- Theatrical release poster
- Directed by: Norman Taurog
- Written by: Benjamin Glazer Roy Horniman (novel Bellamy The Magnificent) Nunnally Johnson Waldemar Young (screenplay)
- Produced by: Ernest Cohen
- Starring: Maurice Chevalier Helen Twelvetrees Edward Everett Horton
- Cinematography: Charles Lang
- Edited by: Otho Lovering
- Music by: Karl Hajos (uncredited) John Leipold (uncredited) Ralph Rainger (uncredited)
- Distributed by: Paramount Pictures
- Release date: April 1933;
- Running time: 87 minutes
- Country: United States
- Language: English/French

= A Bedtime Story =

1933 film

A Bedtime Story is a 1933 American pre-Code romantic comedy film starring Maurice Chevalier.
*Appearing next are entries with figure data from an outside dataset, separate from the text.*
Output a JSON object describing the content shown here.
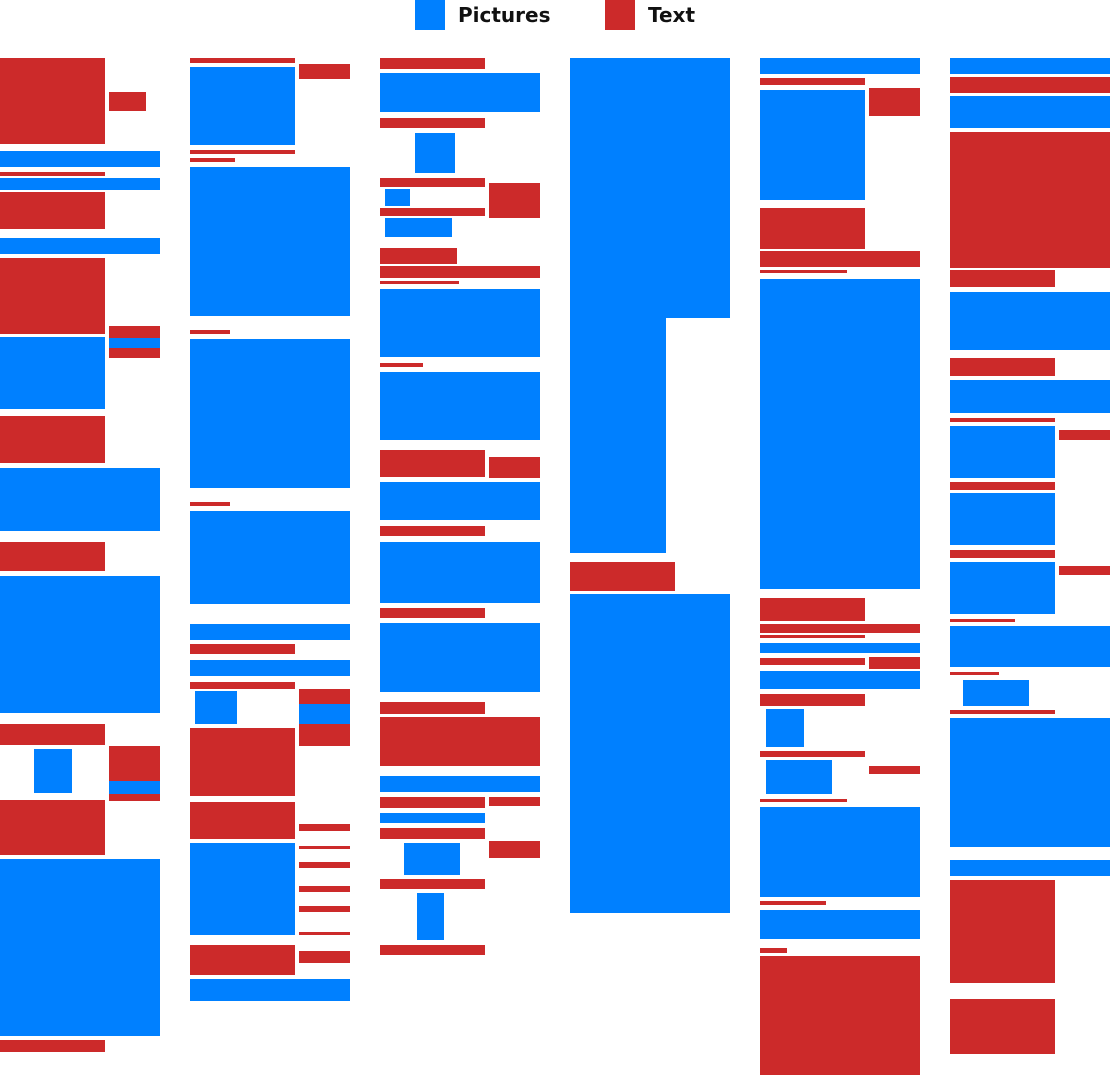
{
  "legend": {
    "pictures_label": "Pictures",
    "text_label": "Text"
  },
  "colors": {
    "picture": "#0080FF",
    "text": "#CC2A2A"
  }
}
The film was directed by Norman Taurog and also stars Edward Everett Horton, Helen Twelvetrees, and Baby LeRoy (in his film debut, as the baby).

==Plot==
Chevalier plays a Parisian playboy who finds himself obliged to care for an abandoned baby.

==Cast==
- Maurice Chevalier as Monsieur Rene
- Helen Twelvetrees as Sally
- Edward Everett Horton as Victor Dubois
- Adrienne Ames as Paulette
- Baby LeRoy as Monsieur "Baby"
- Earle Foxe as Max de l'Enclos
- Leah Ray as Mademoiselle Gabrielle
- Betty Lorraine as Suzanne Dubois
- Gertrude Michael as Louise
- Ernest Wood as Robert
- Reginald Mason as General Louse's Father
- Henry Kolker as Agent de Police
- George MacQuarrie as Henry Joudain
- Paul Panzer as Concierge
- Frank Reicher as Aristide
- George Barbier as Toy Seller
- Florence Roberts as Flower Shop Customer (uncredited)

==Production problem==
The film was notable for the performance of Baby LeRoy, a one-year-old who had been selected from an orphanage by Chevalier and Taurog for his charming appeal. When certain scenes needed to be re-shot, they found that the baby had grown two front teeth, even
though the later scenes would be showing the bare gums. There was no way round this.

==Release==
The film opened in the week ended April 22, 1933 in Boston, Buffalo, Chicago, Los Angeles and Minneapolis, with grosses totalling $90,900 for the week.